New research suggests that the mysterious D’ layer at the boundary between Earth’s core and mantle may have formed from the remnants of an early giant impact, and that iron-rich peroxide plays a key role in its unique and long-lived properties.

Deep within the Earth lies a mysterious layer called the D layer. Located about 3,000 kilometers below, this region lies just above the boundary between the planet’s molten outer core and its solid mantle. Unlike a perfect sphere, the D” layer is surprisingly irregular. Its thickness varies greatly from one place to another; In some areas, there is no D layer at all, similar to how continents rise above Earth’s oceans. These interesting variations have attracted the attention of geophysicists, who describe layer D as a heterogeneous or inhomogeneous region.

Dr. Qingyang Hu (Advanced Research Center for High Pressure Science and Technology) and Dr. A new study led by Jie Deng (Princeton University) suggests that the D” layer may date back to Earth’s earliest days. Their theory is based on the hypothesis of a giant impact, in which a Mars-sized object crashed into the proto-Earth, subsequently creating a planet-sized magma ocean. They believe the D” layer may be a unique composition left over from this massive impact and could potentially hold the keys to the formation of the Earth.

Water in magma ocean

Dr. Jie Deng emphasizes that there is a significant amount of water in this global magmatic ocean. The exact origin of this water remains a matter of debate, with various theories put forward, including its formation as a result of a reaction between nebular gas and magma or direct distribution from comets. Dr. Deng continues: “The general view is that water cooled and condensed at the bottom of the magma ocean.
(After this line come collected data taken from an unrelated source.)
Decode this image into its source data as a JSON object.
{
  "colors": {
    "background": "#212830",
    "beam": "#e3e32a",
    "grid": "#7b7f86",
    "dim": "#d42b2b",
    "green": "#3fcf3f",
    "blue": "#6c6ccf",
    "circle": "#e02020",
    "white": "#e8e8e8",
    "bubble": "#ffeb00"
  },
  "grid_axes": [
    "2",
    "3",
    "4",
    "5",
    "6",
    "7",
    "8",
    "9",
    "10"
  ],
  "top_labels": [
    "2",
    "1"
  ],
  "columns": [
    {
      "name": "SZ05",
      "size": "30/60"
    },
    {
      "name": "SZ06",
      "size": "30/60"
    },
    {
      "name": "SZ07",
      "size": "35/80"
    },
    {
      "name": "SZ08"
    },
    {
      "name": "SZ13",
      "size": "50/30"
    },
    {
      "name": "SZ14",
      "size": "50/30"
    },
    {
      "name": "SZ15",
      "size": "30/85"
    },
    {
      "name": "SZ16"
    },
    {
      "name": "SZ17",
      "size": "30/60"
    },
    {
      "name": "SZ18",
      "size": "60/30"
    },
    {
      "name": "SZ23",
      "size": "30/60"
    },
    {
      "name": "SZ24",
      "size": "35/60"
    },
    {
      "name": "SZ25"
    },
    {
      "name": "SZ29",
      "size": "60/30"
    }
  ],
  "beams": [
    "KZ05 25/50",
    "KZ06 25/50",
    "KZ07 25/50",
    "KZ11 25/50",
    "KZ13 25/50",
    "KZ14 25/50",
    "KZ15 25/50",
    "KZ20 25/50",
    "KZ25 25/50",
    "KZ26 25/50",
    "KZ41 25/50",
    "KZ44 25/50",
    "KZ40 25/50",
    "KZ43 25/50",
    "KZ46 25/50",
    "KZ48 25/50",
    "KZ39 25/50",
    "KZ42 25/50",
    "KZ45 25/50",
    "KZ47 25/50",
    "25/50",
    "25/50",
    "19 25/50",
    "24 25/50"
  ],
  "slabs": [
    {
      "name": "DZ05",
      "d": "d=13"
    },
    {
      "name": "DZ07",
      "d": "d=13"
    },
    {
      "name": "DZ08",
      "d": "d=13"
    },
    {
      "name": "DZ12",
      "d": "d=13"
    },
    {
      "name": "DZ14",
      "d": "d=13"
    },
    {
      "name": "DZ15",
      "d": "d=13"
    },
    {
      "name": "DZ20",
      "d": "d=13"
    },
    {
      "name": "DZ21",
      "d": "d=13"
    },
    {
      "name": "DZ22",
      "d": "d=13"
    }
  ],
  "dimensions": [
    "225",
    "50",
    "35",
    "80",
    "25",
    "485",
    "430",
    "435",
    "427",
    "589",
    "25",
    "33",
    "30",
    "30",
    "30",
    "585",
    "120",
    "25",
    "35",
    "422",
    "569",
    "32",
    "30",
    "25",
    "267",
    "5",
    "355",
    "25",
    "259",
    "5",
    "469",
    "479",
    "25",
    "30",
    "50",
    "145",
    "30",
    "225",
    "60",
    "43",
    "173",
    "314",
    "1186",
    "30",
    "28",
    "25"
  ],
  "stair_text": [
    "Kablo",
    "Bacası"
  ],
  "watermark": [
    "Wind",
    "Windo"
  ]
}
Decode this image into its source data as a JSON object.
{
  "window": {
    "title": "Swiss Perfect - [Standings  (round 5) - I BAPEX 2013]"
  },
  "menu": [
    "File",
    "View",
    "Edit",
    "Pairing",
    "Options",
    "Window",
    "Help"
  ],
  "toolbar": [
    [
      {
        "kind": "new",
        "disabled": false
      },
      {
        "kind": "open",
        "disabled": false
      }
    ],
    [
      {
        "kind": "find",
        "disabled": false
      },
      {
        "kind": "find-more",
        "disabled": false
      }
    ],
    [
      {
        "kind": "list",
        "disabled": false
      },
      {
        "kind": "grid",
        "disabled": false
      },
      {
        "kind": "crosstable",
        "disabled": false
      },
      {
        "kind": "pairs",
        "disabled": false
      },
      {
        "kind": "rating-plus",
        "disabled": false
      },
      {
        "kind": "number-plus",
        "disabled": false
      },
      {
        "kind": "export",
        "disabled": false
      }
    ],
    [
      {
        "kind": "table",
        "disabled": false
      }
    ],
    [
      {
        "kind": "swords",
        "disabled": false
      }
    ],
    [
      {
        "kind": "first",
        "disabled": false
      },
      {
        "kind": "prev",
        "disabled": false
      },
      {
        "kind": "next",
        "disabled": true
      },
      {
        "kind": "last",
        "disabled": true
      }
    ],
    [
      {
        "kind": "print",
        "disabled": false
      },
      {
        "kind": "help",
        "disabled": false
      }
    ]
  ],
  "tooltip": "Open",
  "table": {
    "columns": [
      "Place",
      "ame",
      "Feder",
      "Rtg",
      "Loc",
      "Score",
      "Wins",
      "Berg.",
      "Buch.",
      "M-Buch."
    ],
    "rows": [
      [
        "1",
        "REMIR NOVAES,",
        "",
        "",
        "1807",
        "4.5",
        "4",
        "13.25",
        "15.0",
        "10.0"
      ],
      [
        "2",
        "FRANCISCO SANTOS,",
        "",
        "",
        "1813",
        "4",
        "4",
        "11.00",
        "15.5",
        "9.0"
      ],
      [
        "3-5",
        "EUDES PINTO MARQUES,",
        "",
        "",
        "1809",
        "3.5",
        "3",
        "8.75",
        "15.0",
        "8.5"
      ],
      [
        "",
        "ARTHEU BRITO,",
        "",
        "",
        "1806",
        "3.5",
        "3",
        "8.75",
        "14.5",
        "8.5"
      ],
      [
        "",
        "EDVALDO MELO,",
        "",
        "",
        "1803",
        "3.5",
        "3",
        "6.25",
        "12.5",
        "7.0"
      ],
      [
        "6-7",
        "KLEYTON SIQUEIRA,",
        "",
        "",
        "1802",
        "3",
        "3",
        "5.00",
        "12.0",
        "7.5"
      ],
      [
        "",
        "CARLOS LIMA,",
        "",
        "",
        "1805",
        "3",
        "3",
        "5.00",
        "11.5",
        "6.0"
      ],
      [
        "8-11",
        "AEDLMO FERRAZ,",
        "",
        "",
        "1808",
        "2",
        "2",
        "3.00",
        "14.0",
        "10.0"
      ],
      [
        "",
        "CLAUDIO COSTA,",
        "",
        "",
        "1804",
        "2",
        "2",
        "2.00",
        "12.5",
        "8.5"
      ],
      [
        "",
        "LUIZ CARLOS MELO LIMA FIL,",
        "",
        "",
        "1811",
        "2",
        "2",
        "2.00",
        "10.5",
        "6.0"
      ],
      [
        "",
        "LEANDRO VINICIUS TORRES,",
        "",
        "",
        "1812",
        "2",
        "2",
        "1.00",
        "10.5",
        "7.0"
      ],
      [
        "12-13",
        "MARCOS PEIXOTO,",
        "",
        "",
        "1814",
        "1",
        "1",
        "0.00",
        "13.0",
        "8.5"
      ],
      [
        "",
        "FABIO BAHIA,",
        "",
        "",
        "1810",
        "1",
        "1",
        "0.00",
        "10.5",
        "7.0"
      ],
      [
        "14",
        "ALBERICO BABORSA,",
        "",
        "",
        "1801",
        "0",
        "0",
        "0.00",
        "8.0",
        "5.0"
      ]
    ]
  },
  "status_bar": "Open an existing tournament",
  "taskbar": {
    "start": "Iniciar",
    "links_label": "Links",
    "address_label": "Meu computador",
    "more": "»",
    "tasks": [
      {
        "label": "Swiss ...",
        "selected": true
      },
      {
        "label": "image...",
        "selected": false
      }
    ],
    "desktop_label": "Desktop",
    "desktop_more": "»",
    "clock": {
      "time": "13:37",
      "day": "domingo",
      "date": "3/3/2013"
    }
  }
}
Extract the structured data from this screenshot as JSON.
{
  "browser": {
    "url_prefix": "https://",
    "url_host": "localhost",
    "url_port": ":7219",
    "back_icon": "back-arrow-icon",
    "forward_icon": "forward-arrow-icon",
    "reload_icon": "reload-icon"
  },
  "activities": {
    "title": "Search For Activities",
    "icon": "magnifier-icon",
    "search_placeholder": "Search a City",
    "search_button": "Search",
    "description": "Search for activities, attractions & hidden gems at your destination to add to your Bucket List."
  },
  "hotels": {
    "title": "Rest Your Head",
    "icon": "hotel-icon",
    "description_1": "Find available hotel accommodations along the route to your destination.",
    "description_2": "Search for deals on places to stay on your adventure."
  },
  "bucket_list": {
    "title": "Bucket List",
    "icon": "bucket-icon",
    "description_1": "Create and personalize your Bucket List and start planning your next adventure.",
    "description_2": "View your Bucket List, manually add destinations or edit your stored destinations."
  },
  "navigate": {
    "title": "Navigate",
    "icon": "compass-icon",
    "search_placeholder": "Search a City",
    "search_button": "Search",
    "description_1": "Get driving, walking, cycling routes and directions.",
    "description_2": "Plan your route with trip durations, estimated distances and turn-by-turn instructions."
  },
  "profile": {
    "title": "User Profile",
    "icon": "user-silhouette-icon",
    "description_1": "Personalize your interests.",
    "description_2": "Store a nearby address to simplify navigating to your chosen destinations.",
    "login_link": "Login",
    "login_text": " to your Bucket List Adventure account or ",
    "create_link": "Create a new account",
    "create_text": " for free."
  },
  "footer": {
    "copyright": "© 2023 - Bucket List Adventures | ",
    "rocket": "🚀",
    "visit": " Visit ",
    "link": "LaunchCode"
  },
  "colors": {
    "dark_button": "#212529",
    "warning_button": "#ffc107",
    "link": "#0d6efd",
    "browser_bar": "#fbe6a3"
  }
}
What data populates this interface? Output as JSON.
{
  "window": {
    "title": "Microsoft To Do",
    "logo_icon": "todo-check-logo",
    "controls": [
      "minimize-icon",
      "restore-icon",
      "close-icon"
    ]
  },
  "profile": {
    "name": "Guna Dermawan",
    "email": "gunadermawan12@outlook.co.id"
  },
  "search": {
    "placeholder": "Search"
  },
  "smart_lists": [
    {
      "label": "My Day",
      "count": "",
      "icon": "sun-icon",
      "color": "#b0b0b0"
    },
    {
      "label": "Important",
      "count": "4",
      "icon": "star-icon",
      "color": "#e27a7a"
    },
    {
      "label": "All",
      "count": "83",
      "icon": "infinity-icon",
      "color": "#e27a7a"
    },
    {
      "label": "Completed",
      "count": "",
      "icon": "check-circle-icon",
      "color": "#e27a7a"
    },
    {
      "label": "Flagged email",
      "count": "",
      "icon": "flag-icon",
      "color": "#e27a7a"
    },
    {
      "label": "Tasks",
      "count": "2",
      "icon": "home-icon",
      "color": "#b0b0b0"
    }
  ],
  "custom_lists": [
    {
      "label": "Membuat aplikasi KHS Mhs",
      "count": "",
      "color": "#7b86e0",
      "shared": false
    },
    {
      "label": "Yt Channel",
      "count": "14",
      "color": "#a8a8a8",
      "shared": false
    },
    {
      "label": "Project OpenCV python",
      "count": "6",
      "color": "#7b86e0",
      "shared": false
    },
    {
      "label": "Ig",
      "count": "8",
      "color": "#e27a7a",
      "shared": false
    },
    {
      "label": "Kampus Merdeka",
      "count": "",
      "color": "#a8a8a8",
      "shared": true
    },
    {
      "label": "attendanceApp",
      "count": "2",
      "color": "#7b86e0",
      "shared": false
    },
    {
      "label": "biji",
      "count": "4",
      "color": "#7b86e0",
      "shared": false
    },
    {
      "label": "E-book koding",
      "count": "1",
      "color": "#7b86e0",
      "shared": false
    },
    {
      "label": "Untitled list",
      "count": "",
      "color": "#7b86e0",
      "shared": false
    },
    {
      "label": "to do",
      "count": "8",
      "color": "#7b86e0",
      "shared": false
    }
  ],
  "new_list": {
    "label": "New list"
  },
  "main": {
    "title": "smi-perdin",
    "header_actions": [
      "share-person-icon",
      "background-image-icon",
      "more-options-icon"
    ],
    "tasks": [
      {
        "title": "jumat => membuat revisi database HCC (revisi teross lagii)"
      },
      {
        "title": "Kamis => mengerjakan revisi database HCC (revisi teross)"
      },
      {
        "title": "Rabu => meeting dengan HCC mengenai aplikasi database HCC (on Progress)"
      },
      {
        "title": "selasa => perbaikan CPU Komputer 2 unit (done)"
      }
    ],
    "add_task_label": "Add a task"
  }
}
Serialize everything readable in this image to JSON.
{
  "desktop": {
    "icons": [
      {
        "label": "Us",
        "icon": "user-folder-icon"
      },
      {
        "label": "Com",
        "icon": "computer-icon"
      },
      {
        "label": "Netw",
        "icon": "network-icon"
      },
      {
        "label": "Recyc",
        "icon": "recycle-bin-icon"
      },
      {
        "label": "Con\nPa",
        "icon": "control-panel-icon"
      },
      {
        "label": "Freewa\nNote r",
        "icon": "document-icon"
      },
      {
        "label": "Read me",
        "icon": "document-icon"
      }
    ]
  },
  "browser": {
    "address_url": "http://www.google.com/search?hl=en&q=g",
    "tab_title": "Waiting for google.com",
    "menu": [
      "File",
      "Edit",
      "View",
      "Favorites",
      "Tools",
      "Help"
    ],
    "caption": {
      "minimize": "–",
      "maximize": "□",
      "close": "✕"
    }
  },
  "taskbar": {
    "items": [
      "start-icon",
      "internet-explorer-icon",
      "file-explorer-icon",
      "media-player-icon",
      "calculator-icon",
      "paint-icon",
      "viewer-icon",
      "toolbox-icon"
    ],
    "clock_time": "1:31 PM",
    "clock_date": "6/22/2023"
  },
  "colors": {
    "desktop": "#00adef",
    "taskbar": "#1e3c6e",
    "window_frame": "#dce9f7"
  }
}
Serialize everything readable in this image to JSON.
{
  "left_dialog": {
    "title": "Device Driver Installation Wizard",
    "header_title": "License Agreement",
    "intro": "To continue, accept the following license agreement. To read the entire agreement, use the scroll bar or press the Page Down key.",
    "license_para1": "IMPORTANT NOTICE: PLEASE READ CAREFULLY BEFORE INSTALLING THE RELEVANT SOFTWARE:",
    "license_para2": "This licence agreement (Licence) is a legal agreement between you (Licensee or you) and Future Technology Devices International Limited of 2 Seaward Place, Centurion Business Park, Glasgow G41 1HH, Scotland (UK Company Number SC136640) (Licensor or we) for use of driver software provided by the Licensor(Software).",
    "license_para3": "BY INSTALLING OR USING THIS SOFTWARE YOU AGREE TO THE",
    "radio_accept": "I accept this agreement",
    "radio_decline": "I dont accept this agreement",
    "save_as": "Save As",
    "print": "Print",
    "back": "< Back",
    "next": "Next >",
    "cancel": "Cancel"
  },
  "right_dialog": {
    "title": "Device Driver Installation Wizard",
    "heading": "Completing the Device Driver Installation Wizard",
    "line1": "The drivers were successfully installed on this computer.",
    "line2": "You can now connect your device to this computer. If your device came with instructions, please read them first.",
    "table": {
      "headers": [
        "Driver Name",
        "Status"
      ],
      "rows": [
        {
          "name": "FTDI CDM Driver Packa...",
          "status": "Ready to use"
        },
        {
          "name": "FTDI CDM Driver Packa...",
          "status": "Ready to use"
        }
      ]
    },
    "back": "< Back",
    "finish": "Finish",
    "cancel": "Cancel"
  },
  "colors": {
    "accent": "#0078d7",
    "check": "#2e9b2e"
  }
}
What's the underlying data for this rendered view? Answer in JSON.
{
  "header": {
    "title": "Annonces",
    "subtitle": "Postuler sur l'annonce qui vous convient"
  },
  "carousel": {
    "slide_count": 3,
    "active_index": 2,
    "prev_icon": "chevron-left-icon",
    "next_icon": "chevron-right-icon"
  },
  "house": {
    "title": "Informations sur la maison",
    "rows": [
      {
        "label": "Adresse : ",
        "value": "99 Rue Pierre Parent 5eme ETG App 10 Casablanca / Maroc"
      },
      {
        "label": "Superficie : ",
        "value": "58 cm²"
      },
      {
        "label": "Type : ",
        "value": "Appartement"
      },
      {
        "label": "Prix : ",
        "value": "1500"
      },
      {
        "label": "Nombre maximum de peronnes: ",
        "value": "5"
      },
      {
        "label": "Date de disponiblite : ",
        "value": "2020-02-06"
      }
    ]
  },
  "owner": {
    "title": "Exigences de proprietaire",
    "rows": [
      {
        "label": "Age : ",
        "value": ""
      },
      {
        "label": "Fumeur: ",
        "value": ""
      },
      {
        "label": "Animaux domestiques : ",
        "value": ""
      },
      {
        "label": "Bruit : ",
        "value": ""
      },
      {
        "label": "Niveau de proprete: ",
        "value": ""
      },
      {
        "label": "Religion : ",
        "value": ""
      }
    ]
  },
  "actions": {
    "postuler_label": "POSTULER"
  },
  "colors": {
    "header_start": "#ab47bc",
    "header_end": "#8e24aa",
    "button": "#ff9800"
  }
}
In the final stages, the magma closest to the core could contain amounts of water comparable to Earth’s modern oceans.”

Extreme pressure and temperature conditions at the bottom of the igneous ocean may have created a unique chemical environment that encouraged unexpected reactions between water and minerals. Dr. “Our study shows that this aqueous magmatic ocean contributes to the formation of an iron-rich phase called iron magnesium peroxide,” explains Qingyang Hu. This peroxide, with the formula (Fe, Mg)O2, has a stronger iron predominance compared to other major components expected in the lower mantle. “According to our calculations, its affinity for iron may have led to the deposition of iron-dominated peroxide in layers several to tens of kilometers thick.

The presence of this iron-rich peroxide phase would alter the mineral composition of the D layer, deviating from our current understanding. According to the new model, a new group will dominate in D” minerals: weak silicate, iron-rich (Fe, Mg) peroxide and iron-poor (Fe, Mg) oxide. This iron-dominated peroxide also has low seismic velocities and high electrical conductivity, making it a potential candidate for explaining Layer D’s unique geophysical properties. These features include ultra-low velocity zones and high conductivity layers that contribute to well-healing. Known compositional heterogeneity of layer D.

“Our findings suggest that iron-rich peroxide formed from ancient waters in the magmatic ocean played a crucial role in the formation of heterogeneous structures of the D layer,” Qinyang said. said. The strong affinity of this peroxide for iron creates a sharp contrast in density between these iron-rich spots and the surrounding mantle. Essentially, it acts as an insulator, preventing their mixing and potentially explaining the long-term heterogeneity seen at the base of the lower mantle. Jie added: “This model is in good agreement with recent numerical simulation results and suggests that the heterogeneity of the lower mantle may be a long-lived feature.”